§ Perspectives on Yoneda

We can try to gain intuition for Yoneda by considering a finite category where we view arrows as directed paths.
The "interpretation" of a path is taken by going from edges to labels and then concatenating all edge labels. We "interpret" the label id_x as "" (the empty string), and we "interpret" all other arrows a as some unique string associated to each arrow. Composition of arrows becomes concatenation of strings. This obeys all the axioms of a category. We are basically of a category as a free monoid.
Let's being our consideration of the covariant functor Hom(O, -): C → Set. Note that the objects of this category are sets of arrows Hom(O, P). To every arrow a: P → Q we associate the set function a': Hom(O, P) → Hom(O, Q). a'(op) = pq . op.
Now, to apply Yoneda, we need another covariant functor G: S → Set. We now need to show that the set of natural transformations η: F → G are in bijection with the set G[O] ∈ Set.
We do this by the following consideration. Recall that for the natural transformation, we have the commuting diagram:

x -p-> y

Hom(o, x) -p'-> Hom(o, y)
|                |
ηx               ηy
|                |
v                v
G[x] -G[p] --> G[y]

∀ x y ∈ C,
  o2x ∈ Hom(o, x),
  p ∈ Hom(x, y),
    G[p](ηx(o2x)) = ηy(p'(o2x))

Which on using the definition of p' becomes:

∀ x y ∈ C,
  o2x ∈ Hom(o, x),
  p ∈ Hom(x, y),
  G[p](ηx(o2x)) = ηy(o2x . p')

Now pick the magic x = o and o2x = o2o = id_o. This gives:

x = o, y ∈ C
o2x = id_o

∀ y ∈ C,
  p ∈ Hom(o, y),
  G[p](ηo(id_o)) = ηy(id_o . p')
  G[p](ηo(id_o)) = ηy(p') [By identity arrow]
  [assume we fix ηo(id_o) ∈ G[o] ]
  ηy(p') = G[p](ηo(id_o)) [ηy is now forced.
                          everything on the RHS is known]

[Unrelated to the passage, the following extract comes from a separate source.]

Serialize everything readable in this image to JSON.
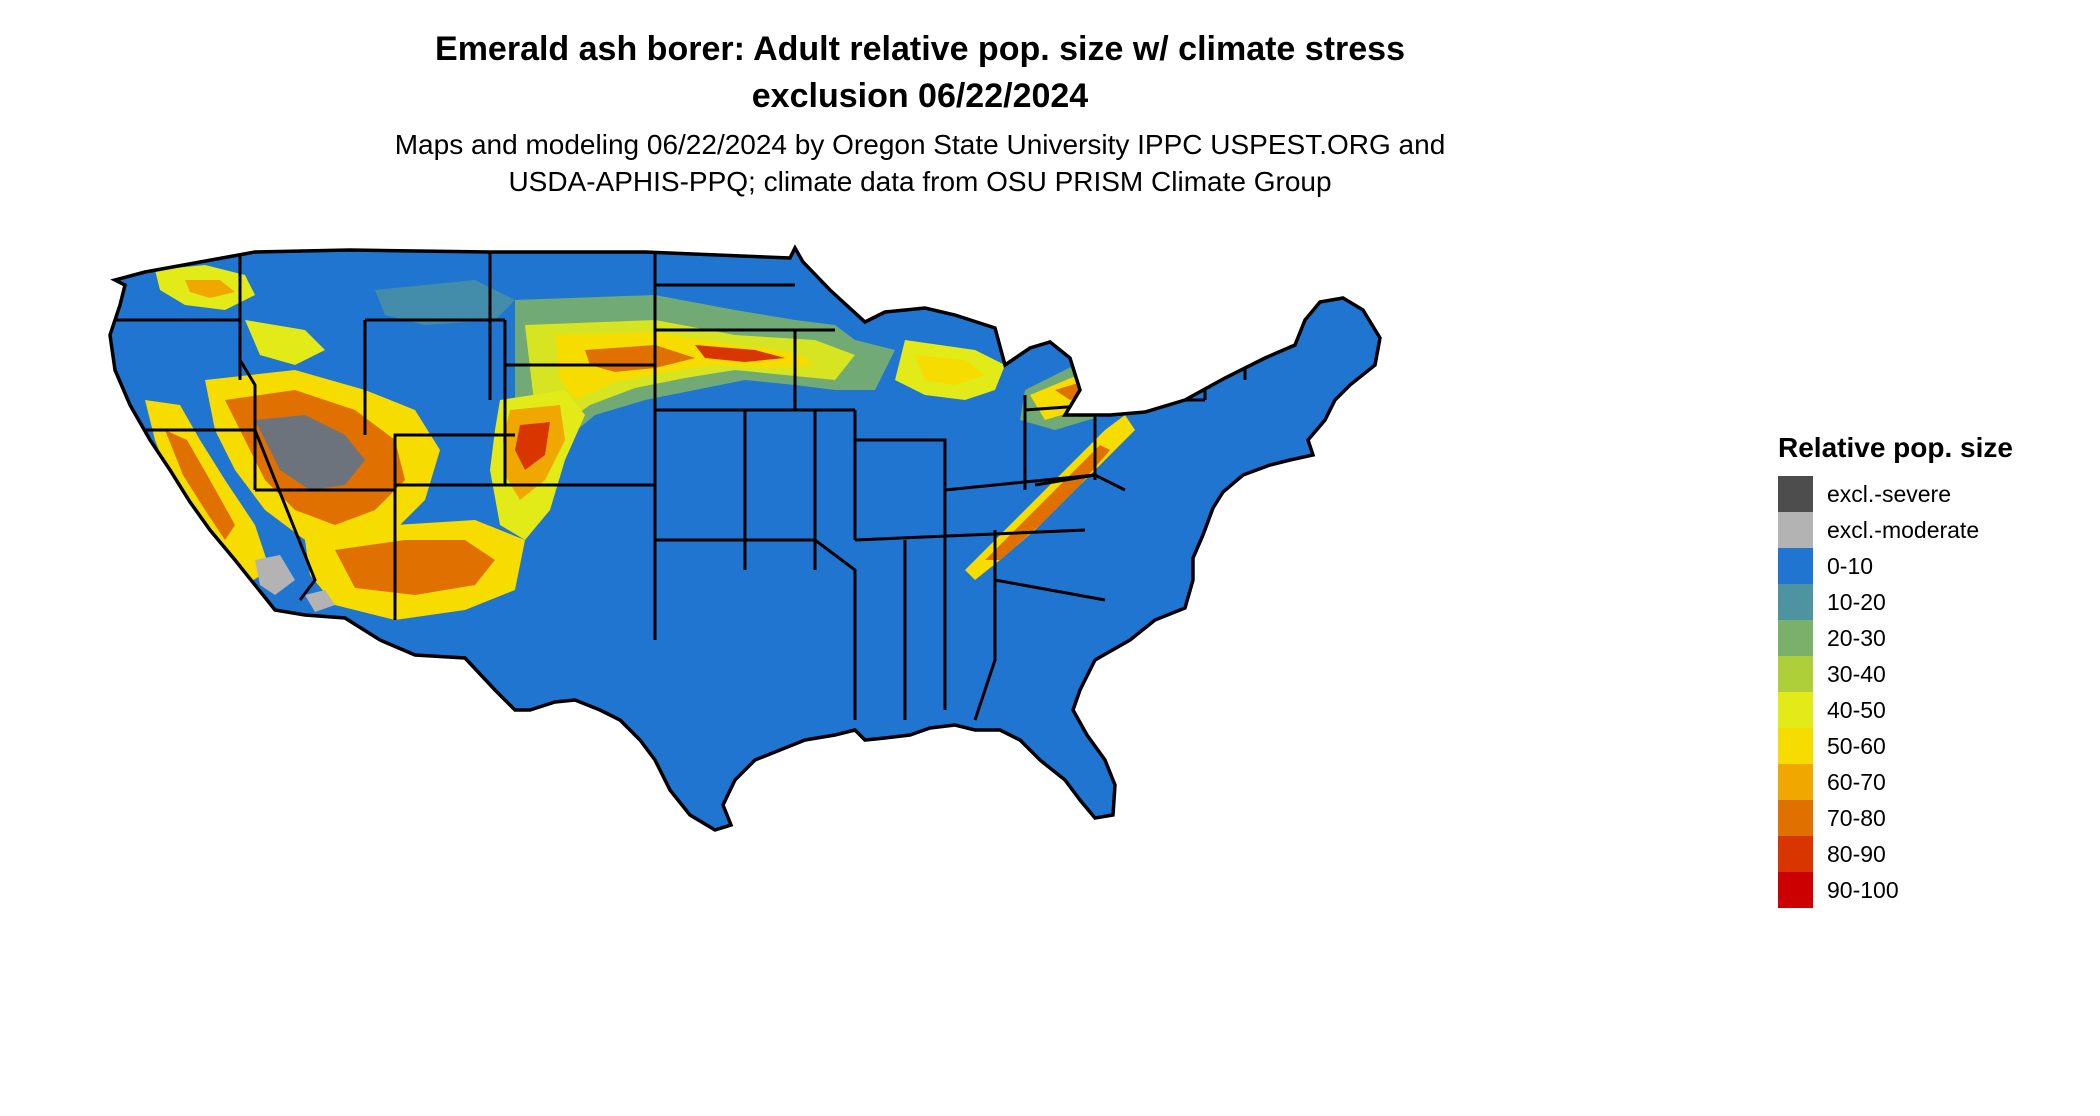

Hence, we learn how to map every other arrow ηy(p). If we know how to map the arrows, we can map the objects in the hom-sets as images of the arrows, since we know what ηo[id_o] maps to. Concretely:

§ Images ηo(q) for q ∈ Hom(o, o) after ηo(id_o) is fixed:

We have the relation id_o . q = q. So we get that the arrow q': Hom(o, o) → Hom(o, o) takes id_o to q. By the structure of the natural transformation, we have that:

∀ x y ∈ C,
  o2x ∈ Hom(o, x),
  p ∈ Hom(x, y),
    G[p](ηx(o2x)) = ηy(p'(o2x))

• Pick x = y = o, o2x = id_o, p = q. This gives:

    G[q](ηo(id_o)) = ηo(q'(id_o))
    G[q](ηo(id_o)) = ηo(q' . id_o)
    G[q](ηo(id_o)) = ηo(q')
    ηo(q') = G[q](ηo(id_o))

Hence, we've deduced ηo(q'), so we know what element q gets mapped to. The same process works with any arrow!

§ A shift in perspective: Yoneda as partial monoid.

Since we're considering the sets $Hom(o, -)$, note that we can always pre-compose any element of $Hom(o, o)$ to every $Hom(o, p)$. More-over, if we know the value of $id_o$, then we have the equation that $id_o \circ a = a$. since $id_o$ is the identity. Moreover, $id_o$ is the only identity arrow we possess across all $Hom(o, -)$: We can only access the identity arrow inside $Hom(o, o)$. For all other $Hom(o, p)$ where $p \neq o$, we do not have the identity arrow $id_o$ or $id_p$. So we have a sort of partial monoid , where we have a unique identity element $id_o$, and arrows that compose partially based on domain/codomain conditions.
From this perspective, we can read the commutative diagram laws as a sort of "Cayley's theorem". We have as elements the elements of the set $Hom(o, -)$. For every arrow $a: p \rightarrow q$, we have the action $Hom(o, p) \xrightarrow{a} Hom(o, q)$.
From this perspective, it is trivial to see that:

• Every monoid can be embedded into its action space (Cayley's theorem).
• This mapping of yoneda from $Hom(o, -)$ to arbitrary sets is like a "forgetful" functor from a monoid into a semigroup.
• If our monoid is "well represented" by a semigroup, then once we know what the identity maps to, we can discover all of the other elements by using the relation $f(ex) = f(e) f(x)$. The only "arbitrariness" introduced by forgetting the monoid structure is the loss of the unique identity. NOTE : This is handwavy, since the data given by a natural transformation is somehow "different", in a way that I'm not sure how to make precise.